Jhoulys Chacín opens 2019 season with a bang
By Andy Martinez
MILWAUKEE — Brewers manager Craig Counsell met with his pitchers at American Family Fields of Phoenix to discuss offense this spring. He asked a simple question.
“Can you hit a home run?” Counsell inquired. “If you can, that means something different.”
As Counsell looked at his hurlers, he caught the eye of Venezuelan Jhoulys Chacín, his Opening Day starter.
The veteran righthander tried to mix some humor with bravado.
“I told him I would hit a homer,” Chacín said. “But I told him the same thing last year. I was just trying to keep it the same, like ‘Oh I’m gonna hit a homer this year.’”
Counsell tried to brush it off as a joke. Chacín, 31, wouldn’t budge.
“He was adamant, ‘I can hit a home run,’” Counsell remembered.
Chacín wasn’t completely boasting. He actually had backing to his statement. He hit one home run in his career, driving that shot in 2013 as a member of the Rockies against the Diamondbacks.
Chacín showed that his comments were more swagger than comedy. He proved it Thursday afternoon at Miller Park against the St. Louis Cardinals in an opener between the two teams expected to compete for the NL Central title this season.
Chacin smashed a solo home run into Milwaukee’s bullpen in the fifth inning to mark the difference in the Brewers’ 5-4 victory. He became the first Brewers pitcher to homer on Opening Day and the first starting pitcher in Major League Baseball to homer on Opening Day since Madison Bumgarner hit two home runs in 2017.
It puts him at a tie with reigning NL MVP Christian Yelich and Mike Moustakas for the Brewers’ lead in home runs. Granted, those guys are paid to hit.
Chacin is paid to pitch.
Though he shared his confidence about ripping a homer with Counsell, don’t expect Chacín to joke about competing with Yelich for the team’s home run crown.
“No,” Chacín said with a laugh. “I really don’t want to compete with Yelich for homers, definitely not.”

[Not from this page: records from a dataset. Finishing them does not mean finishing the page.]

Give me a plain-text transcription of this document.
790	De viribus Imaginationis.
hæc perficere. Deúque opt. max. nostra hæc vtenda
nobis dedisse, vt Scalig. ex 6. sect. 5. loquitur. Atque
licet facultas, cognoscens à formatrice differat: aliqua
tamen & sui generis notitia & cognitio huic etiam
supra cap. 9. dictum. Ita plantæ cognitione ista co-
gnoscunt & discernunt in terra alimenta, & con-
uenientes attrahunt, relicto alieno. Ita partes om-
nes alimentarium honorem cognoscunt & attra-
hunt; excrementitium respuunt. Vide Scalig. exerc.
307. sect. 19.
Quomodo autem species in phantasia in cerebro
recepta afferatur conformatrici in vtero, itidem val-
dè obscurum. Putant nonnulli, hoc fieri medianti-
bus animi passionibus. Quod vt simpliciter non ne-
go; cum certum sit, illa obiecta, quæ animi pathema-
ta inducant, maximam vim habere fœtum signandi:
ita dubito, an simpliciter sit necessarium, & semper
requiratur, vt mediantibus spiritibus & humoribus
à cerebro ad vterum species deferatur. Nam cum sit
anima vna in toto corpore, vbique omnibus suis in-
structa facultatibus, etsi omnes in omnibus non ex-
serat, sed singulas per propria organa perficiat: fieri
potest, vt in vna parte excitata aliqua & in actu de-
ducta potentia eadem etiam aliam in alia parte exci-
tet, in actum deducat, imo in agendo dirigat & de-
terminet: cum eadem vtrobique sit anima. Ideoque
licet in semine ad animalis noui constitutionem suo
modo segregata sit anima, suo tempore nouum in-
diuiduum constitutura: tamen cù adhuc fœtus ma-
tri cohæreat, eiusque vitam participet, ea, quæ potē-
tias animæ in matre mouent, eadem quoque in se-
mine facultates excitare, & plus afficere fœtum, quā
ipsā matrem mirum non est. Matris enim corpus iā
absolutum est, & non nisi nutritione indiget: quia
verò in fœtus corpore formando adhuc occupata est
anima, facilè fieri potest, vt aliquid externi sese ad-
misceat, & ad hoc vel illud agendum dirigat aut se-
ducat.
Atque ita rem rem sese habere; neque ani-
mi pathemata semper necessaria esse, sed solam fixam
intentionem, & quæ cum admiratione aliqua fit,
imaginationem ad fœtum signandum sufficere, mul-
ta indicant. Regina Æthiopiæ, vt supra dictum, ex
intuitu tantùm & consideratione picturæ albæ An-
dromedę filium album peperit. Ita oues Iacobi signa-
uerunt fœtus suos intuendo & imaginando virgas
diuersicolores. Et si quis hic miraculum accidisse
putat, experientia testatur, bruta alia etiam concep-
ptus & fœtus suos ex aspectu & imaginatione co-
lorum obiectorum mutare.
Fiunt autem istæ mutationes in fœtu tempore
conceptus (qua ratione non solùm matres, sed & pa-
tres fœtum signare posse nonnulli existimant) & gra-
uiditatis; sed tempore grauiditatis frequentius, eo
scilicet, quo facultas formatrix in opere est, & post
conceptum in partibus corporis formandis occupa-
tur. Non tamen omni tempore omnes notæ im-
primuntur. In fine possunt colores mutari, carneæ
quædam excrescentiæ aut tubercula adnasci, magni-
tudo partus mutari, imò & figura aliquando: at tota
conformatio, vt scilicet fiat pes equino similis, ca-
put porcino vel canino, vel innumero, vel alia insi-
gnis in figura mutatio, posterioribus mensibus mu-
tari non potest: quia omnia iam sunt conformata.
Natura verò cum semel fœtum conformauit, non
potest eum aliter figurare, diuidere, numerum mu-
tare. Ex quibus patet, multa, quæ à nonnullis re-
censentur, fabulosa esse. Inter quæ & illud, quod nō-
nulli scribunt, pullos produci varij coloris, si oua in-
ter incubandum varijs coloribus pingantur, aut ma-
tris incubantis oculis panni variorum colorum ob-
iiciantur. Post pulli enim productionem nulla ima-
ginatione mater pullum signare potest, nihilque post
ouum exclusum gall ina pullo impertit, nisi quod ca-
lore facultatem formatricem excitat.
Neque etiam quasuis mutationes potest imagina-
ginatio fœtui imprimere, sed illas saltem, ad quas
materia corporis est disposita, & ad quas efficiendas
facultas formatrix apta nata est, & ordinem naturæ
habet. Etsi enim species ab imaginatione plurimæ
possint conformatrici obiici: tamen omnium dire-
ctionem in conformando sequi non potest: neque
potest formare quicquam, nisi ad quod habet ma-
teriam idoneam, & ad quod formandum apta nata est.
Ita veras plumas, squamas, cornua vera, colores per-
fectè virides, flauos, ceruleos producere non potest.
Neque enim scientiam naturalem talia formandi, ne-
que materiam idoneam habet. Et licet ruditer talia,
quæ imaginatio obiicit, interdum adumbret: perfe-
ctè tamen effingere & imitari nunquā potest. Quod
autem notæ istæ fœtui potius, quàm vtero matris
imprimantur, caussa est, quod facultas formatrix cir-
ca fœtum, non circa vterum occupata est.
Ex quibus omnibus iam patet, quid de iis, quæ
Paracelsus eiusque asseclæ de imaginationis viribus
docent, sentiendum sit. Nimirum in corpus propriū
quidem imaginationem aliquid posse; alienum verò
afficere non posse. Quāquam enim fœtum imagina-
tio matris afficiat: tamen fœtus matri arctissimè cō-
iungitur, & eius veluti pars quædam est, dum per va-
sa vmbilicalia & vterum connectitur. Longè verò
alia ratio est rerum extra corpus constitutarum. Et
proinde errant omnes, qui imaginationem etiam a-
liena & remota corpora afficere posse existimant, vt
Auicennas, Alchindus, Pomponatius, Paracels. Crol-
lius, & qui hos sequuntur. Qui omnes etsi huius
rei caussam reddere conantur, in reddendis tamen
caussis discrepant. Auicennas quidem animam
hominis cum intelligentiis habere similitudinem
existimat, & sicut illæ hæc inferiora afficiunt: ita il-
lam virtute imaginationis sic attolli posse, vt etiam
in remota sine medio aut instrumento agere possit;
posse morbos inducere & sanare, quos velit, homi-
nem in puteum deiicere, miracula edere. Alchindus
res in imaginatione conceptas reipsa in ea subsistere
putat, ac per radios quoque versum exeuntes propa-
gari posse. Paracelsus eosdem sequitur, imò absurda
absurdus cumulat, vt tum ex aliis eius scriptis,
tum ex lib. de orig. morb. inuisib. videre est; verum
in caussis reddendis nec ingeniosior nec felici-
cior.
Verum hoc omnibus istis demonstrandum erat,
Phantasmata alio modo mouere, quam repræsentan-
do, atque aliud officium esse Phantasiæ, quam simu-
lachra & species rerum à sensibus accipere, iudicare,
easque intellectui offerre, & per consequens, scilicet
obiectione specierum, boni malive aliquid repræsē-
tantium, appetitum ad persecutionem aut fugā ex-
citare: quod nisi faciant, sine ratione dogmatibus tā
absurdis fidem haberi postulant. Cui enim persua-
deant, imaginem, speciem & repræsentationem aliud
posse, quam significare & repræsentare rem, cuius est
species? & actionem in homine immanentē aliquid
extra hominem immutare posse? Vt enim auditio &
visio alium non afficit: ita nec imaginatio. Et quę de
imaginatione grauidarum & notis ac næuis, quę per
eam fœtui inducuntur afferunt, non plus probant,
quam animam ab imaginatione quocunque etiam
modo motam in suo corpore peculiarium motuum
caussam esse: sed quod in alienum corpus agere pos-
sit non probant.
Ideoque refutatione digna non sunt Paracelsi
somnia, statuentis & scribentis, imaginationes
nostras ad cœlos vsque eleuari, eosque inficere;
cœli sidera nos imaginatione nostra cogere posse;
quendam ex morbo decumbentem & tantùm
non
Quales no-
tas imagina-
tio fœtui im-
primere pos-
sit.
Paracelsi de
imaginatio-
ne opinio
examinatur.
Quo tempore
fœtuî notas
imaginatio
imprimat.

As assured as Chacín may have seemed in spring training, he wasn’t really sure if he actually could rip a home run, especially in that fifth inning at-bat against Cardinals’ starter Mike Mikolas.
“I was just thinking ‘Don’t strike out, don’t strike out,” Chacín said.
But Mikolas made a mistake.
“(It) was pitched almost in the middle,” Chacín said. “Then I just got lucky and I hit it.”
The whole sequence impressed the reigning MVP.
“That was actually a pretty good at-bat,” Yelich said. “He took some really good pitches and laid off some tough pitches, and he got a mistake and he put a really good swing on it.”
The home run was a boost for the Brewers.
“He didn’t really draw that one up the way he did (it),” Moustakas said. “It was awesome to see him hit a homer. Everyone counts and that was big, obviously. To be able to get a win in that way, it’s a huge confidence for us.”
Oh, and Chacín wasn’t too shabby on the mound, either. He had seven strikeouts, allowed three hits and walked two in 5 1/3 innings. His seven strikeouts are tied for the second-most by a Brewer on Opening Day. Former Mexican ace Teddy Higuera had seven in 1988.
“I was just really focused on, especially to start off the season, just trying to get good games, make better pitches,” Chacín said.
He showed poise in bouncing back after allowing back-to-back home runs to Kolten Wong and Harrison Bader, too. Chacín retired 11 of the next 13 batters he faced.
“The two home runs weren’t good pitches. It was middle-middle, nothing that you can’t come out of,” Chacín said. “What I liked after that was (I was) just trying to make pitches. I was using my slider a little bit more and like I said, just don’t lose my focus.”
He made his pitches and proved that he can jump on them for home runs too against opponents.